Kluczem w zrozumieniu sensu muzyki jest odnalezienie w niej siebie. Odnalezienie swojego stylu i dzięki temu pozyskanie umiejętności utożsamienia się z nim. W momencie, gdy odsłuchiwana przez nas muzyka nie wpasowuje się w żadnym stopniu w nasze oczekiwania i co ważniejsze w nasz własny gust muzyczny stajemy się biernymi słuchaczami. Słuchamy tej muzyki, ponieważ na przykład dany utwór odtwarzany jest właśnie w radiu a my akurat jesteśmy na przykład w drodze do pracy i chcemy, aby jakaś melodia czyniła ten okres podróży chociażby samochodem znacznie przyjemniejszym oraz sprawniejszym.

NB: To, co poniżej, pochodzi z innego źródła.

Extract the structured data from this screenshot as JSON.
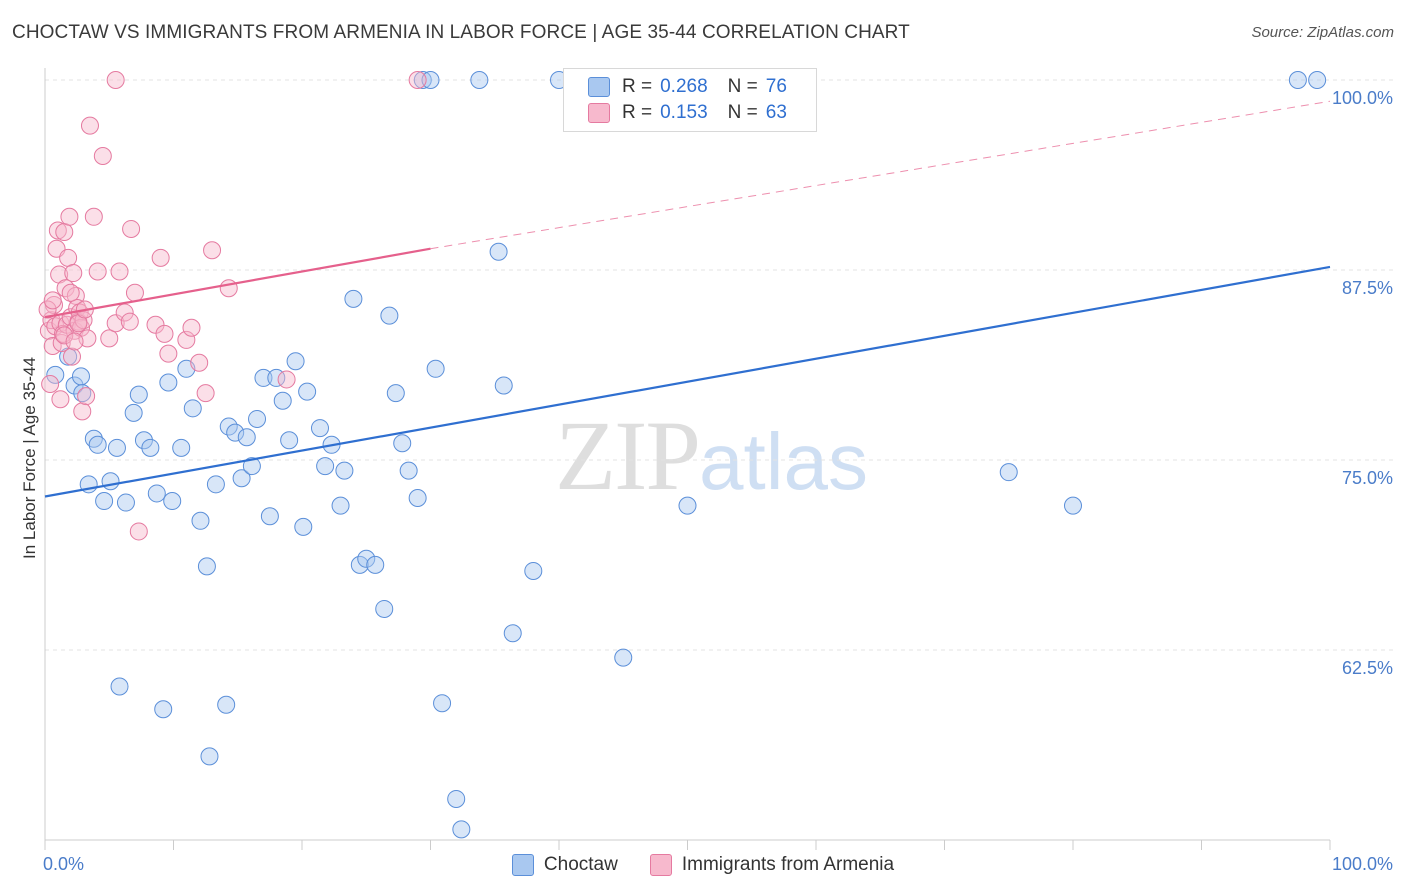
{
  "title": "CHOCTAW VS IMMIGRANTS FROM ARMENIA IN LABOR FORCE | AGE 35-44 CORRELATION CHART",
  "source": "Source: ZipAtlas.com",
  "watermark": {
    "zip": "ZIP",
    "atlas": "atlas"
  },
  "legend": {
    "r_label": "R =",
    "n_label": "N =",
    "series": [
      {
        "name": "Choctaw",
        "r": "0.268",
        "n": "76",
        "fill": "#a9c8f0",
        "stroke": "#5b8fd9"
      },
      {
        "name": "Immigrants from Armenia",
        "r": "0.153",
        "n": "63",
        "fill": "#f7b9cd",
        "stroke": "#e57aa0"
      }
    ]
  },
  "chart_data": {
    "type": "scatter",
    "title": "CHOCTAW VS IMMIGRANTS FROM ARMENIA IN LABOR FORCE | AGE 35-44 CORRELATION CHART",
    "xlabel": "",
    "ylabel": "In Labor Force | Age 35-44",
    "xlim": [
      0,
      100
    ],
    "ylim": [
      50,
      100
    ],
    "x_tick_labels": [
      "0.0%",
      "100.0%"
    ],
    "y_ticks": [
      62.5,
      75.0,
      87.5,
      100.0
    ],
    "y_tick_labels": [
      "62.5%",
      "75.0%",
      "87.5%",
      "100.0%"
    ],
    "series": [
      {
        "name": "Choctaw",
        "color": "#5b8fd9",
        "trend": {
          "x": [
            0,
            100
          ],
          "y": [
            72.6,
            87.7
          ],
          "dashed_from": null
        },
        "points": [
          [
            0.8,
            80.6
          ],
          [
            1.8,
            81.8
          ],
          [
            2.3,
            79.9
          ],
          [
            2.8,
            80.5
          ],
          [
            2.9,
            79.4
          ],
          [
            3.4,
            73.4
          ],
          [
            3.8,
            76.4
          ],
          [
            4.1,
            76.0
          ],
          [
            4.6,
            72.3
          ],
          [
            5.1,
            73.6
          ],
          [
            5.6,
            75.8
          ],
          [
            6.3,
            72.2
          ],
          [
            6.9,
            78.1
          ],
          [
            7.3,
            79.3
          ],
          [
            7.7,
            76.3
          ],
          [
            8.2,
            75.8
          ],
          [
            8.7,
            72.8
          ],
          [
            9.2,
            58.6
          ],
          [
            9.6,
            80.1
          ],
          [
            9.9,
            72.3
          ],
          [
            10.6,
            75.8
          ],
          [
            11.0,
            81.0
          ],
          [
            11.5,
            78.4
          ],
          [
            12.1,
            71.0
          ],
          [
            12.6,
            68.0
          ],
          [
            13.3,
            73.4
          ],
          [
            14.1,
            58.9
          ],
          [
            14.3,
            77.2
          ],
          [
            14.8,
            76.8
          ],
          [
            15.3,
            73.8
          ],
          [
            15.7,
            76.5
          ],
          [
            16.1,
            74.6
          ],
          [
            16.5,
            77.7
          ],
          [
            17.0,
            80.4
          ],
          [
            17.5,
            71.3
          ],
          [
            18.0,
            80.4
          ],
          [
            18.5,
            78.9
          ],
          [
            19.0,
            76.3
          ],
          [
            19.5,
            81.5
          ],
          [
            20.1,
            70.6
          ],
          [
            20.4,
            79.5
          ],
          [
            21.4,
            77.1
          ],
          [
            21.8,
            74.6
          ],
          [
            22.3,
            76.0
          ],
          [
            23.0,
            72.0
          ],
          [
            23.3,
            74.3
          ],
          [
            24.0,
            85.6
          ],
          [
            24.5,
            68.1
          ],
          [
            25.0,
            68.5
          ],
          [
            25.7,
            68.1
          ],
          [
            26.4,
            65.2
          ],
          [
            26.8,
            84.5
          ],
          [
            27.3,
            79.4
          ],
          [
            27.8,
            76.1
          ],
          [
            28.3,
            74.3
          ],
          [
            29.0,
            72.5
          ],
          [
            29.4,
            100.0
          ],
          [
            30.0,
            100.0
          ],
          [
            30.4,
            81.0
          ],
          [
            30.9,
            59.0
          ],
          [
            32.0,
            52.7
          ],
          [
            32.4,
            50.7
          ],
          [
            33.8,
            100.0
          ],
          [
            35.3,
            88.7
          ],
          [
            35.7,
            79.9
          ],
          [
            36.4,
            63.6
          ],
          [
            38.0,
            67.7
          ],
          [
            40.0,
            100.0
          ],
          [
            45.0,
            62.0
          ],
          [
            50.0,
            72.0
          ],
          [
            75.0,
            74.2
          ],
          [
            80.0,
            72.0
          ],
          [
            97.5,
            100.0
          ],
          [
            99.0,
            100.0
          ],
          [
            12.8,
            55.5
          ],
          [
            5.8,
            60.1
          ]
        ]
      },
      {
        "name": "Immigrants from Armenia",
        "color": "#e57aa0",
        "trend": {
          "x": [
            0,
            30
          ],
          "y": [
            84.4,
            88.9
          ],
          "dashed_to": [
            100,
            98.6
          ]
        },
        "points": [
          [
            0.3,
            83.5
          ],
          [
            0.5,
            84.2
          ],
          [
            0.6,
            82.5
          ],
          [
            0.7,
            85.2
          ],
          [
            0.8,
            83.8
          ],
          [
            0.9,
            88.9
          ],
          [
            1.0,
            90.1
          ],
          [
            1.1,
            87.2
          ],
          [
            1.2,
            84.0
          ],
          [
            1.3,
            82.7
          ],
          [
            1.4,
            83.3
          ],
          [
            1.5,
            90.0
          ],
          [
            1.6,
            86.3
          ],
          [
            1.7,
            83.9
          ],
          [
            1.8,
            88.3
          ],
          [
            1.9,
            91.0
          ],
          [
            2.0,
            84.4
          ],
          [
            2.1,
            81.8
          ],
          [
            2.2,
            87.3
          ],
          [
            2.3,
            83.5
          ],
          [
            2.4,
            85.8
          ],
          [
            2.5,
            85.0
          ],
          [
            2.6,
            84.1
          ],
          [
            2.7,
            84.7
          ],
          [
            2.8,
            83.7
          ],
          [
            2.9,
            78.2
          ],
          [
            3.0,
            84.2
          ],
          [
            3.2,
            79.2
          ],
          [
            3.3,
            83.0
          ],
          [
            3.5,
            97.0
          ],
          [
            3.8,
            91.0
          ],
          [
            4.1,
            87.4
          ],
          [
            4.5,
            95.0
          ],
          [
            5.0,
            83.0
          ],
          [
            5.5,
            84.0
          ],
          [
            5.8,
            87.4
          ],
          [
            6.2,
            84.7
          ],
          [
            6.7,
            90.2
          ],
          [
            7.0,
            86.0
          ],
          [
            7.3,
            70.3
          ],
          [
            8.6,
            83.9
          ],
          [
            9.0,
            88.3
          ],
          [
            9.3,
            83.3
          ],
          [
            9.6,
            82.0
          ],
          [
            11.0,
            82.9
          ],
          [
            11.4,
            83.7
          ],
          [
            12.0,
            81.4
          ],
          [
            12.5,
            79.4
          ],
          [
            13.0,
            88.8
          ],
          [
            14.3,
            86.3
          ],
          [
            18.8,
            80.3
          ],
          [
            29.0,
            100.0
          ],
          [
            5.5,
            100.0
          ],
          [
            0.4,
            80.0
          ],
          [
            1.2,
            79.0
          ],
          [
            0.2,
            84.9
          ],
          [
            0.6,
            85.5
          ],
          [
            1.5,
            83.2
          ],
          [
            2.0,
            86.0
          ],
          [
            2.6,
            84.0
          ],
          [
            3.1,
            84.9
          ],
          [
            6.6,
            84.1
          ],
          [
            2.3,
            82.8
          ]
        ]
      }
    ]
  }
}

Natomiast w przypadku sytuacji, gdy dany utwór reprezentuje gatunek, który idealnie oddaje nasz bardziej sprecyzowany już gust muzyczny wtedy siłą rzeczy z roli biernego słuchacza przyjmujemy rolę słuchacza czynnego.
Dlatego pomimo tego, że muzyka może wywoływać w nas pozytywne emocje i niezaprzeczalnie pozytywnie na nas również oddziaływać to czasem zyskanie roli słuchacza czynnego może być wbrew pozorom problematyczne. Kiedy? Chociażby w sytuacji, gdy muzyka ma towarzyszyć nam jako element towarzyszący wykonywaniu jakiejś określonej czynności. Na przykład chcąc umilić i usprawnić sobie proces sprzątania oraz gotowania decydujemy się na włączenie jakiejś playlisty. W momencie, gdy decydujemy, że będzie to losowa playlista, na przykład zaproponowana przez losowe radio wtedy jest większe prawdopodobieństwo, że również dobór utworów może być rozbieżny z naszym gustem i wtedy muzyka często jest tylko tłem umilającym wykonywanie swoich dziennych zadań. Istnieje wtedy zatem większa szansa, że przyjmiemy rolę biernego słuchacza i zarazem mniejsza szansa, że muzyka ta będzie nas rozpraszała przez co utrudniała wykonanie zadania. W sytuacji, gdy muzykę dobieramy samodzielnie często pomimo prób zaprzeczania i starań bycia obiektywnym względem głównie samych siebie w 99% zdecydujemy się jednak na swój repertuar. Mało kto mając możliwość doboru repertuaru nie decyduje się na kompletne dobranie go niezależnie od własnych preferencji. Co więcej, to zupełnie naturalne.
Nikt przecież nie lubi działać wbrew sobie, prawda? W takiej zatem sytuacji istnieje również większe prawdopodobieństwo, że muzyka, która samodzielnie sobie w tym przypadku dostosujemy wpłynie na naszą koncentrację. Wrócimy do roli czynnego słuchacza i choćbyśmy nie wiem jak bardzo starali się zdyscyplinować i wrócić do pracy – naszą uwagę i tak odwracać będzie utwór, którego słuchamy.